The Global Strategy for Plant Conservation (GSPC) is an international convention with the goal of stopping the global loss of plant species. For 16 targets set for 2020, benchmarks have been set, for example, at least 75% of the threatened species should be protected “in situ”, i.e. at their present growing location. In addition, at least 75% of the threatened plant species shall be kept in botanical gardens (“ex situ”) in order to protect them from extinction (for the implementation in Germany refer to the National Strategy for Biological Diversity).
In Germany there are some 3000 native vascular plant species, and of those, around 1800 are found in the Federal State of Mecklenburg-West Pomerania. Of these, nearly 45% are threatened or have already become extinct, some of which cannot be found in any other place in the world (endemic species). For example, the “Wismarer Hügel-Fingerkraut” (Potentilla wismariensis) and the “Schweriner Gabeliges Habichtskraut” (Hieracium bifidum ssp. schwerinense) are endemic to Mecklenburg-West Pomerania.

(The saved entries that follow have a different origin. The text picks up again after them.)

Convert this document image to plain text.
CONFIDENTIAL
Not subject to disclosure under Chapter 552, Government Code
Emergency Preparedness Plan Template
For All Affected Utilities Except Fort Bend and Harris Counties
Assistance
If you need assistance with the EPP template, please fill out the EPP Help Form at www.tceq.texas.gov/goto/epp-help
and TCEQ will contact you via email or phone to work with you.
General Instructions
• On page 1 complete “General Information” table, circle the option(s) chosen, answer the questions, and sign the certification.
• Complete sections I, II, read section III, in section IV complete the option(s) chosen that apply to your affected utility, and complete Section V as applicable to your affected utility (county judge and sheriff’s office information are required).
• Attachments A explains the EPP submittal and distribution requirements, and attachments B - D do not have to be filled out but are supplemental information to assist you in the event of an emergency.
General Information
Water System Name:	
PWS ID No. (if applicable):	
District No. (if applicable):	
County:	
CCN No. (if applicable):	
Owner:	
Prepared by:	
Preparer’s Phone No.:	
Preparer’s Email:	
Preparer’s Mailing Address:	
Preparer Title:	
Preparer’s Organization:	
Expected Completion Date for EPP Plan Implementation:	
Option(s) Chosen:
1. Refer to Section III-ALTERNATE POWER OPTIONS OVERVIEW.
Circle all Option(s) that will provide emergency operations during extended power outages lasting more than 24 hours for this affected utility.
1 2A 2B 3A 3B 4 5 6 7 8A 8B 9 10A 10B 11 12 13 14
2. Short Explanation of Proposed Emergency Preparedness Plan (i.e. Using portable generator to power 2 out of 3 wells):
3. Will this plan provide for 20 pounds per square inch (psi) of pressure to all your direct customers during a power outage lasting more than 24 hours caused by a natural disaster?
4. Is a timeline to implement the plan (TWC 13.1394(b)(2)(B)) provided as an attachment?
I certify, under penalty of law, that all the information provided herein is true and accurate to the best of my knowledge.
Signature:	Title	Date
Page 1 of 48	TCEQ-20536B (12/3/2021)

Based on the grave situation regarding plant biodiversity loss and on the share that the State has in the total distribution area of any one species, the flora protection concept of the State of Mecklenburg-West Pomerania includes a species list from the Arbeitsgemeinschaft Geobotanik Mecklenburg-Vorpommern (Working group for geobotany Mecklenburg-West Pomerania). With the help of this list it is possible to identify and prioritize which species require the most protection that the Federal State has a high responsibility of conservation for.
It’s true that some plant species, because of their rarity, would not be able to easily survive in nature, due to an extremely weakened gene pool. As a last resort, such plants are kept in botanical gardens. Here, enough plants are reproduced so that they can be returned to the wild to enrich the gene pool and give the wild populations a chance to survive. In this way, earlier dynamics of the plant populations are recreated that were due to higher seed dissemination by grazing game and livestock present almost anywhere along smaller distances between extensively used and disturbed areas in a small-scale landscape mosaic. In close cooperation with local associations and the public administration for nature conservation, the Botanical Garden of the University of Rostock is currently cultivating 30 species, which have been identified in the flora protection concept as highly important.
The project is part of a national initiative on ex-situ collections of native wild plants as well as of the global network of botanical gardens for the protection and cultivation of threatened plant species, Botanic Gardens Conservation International.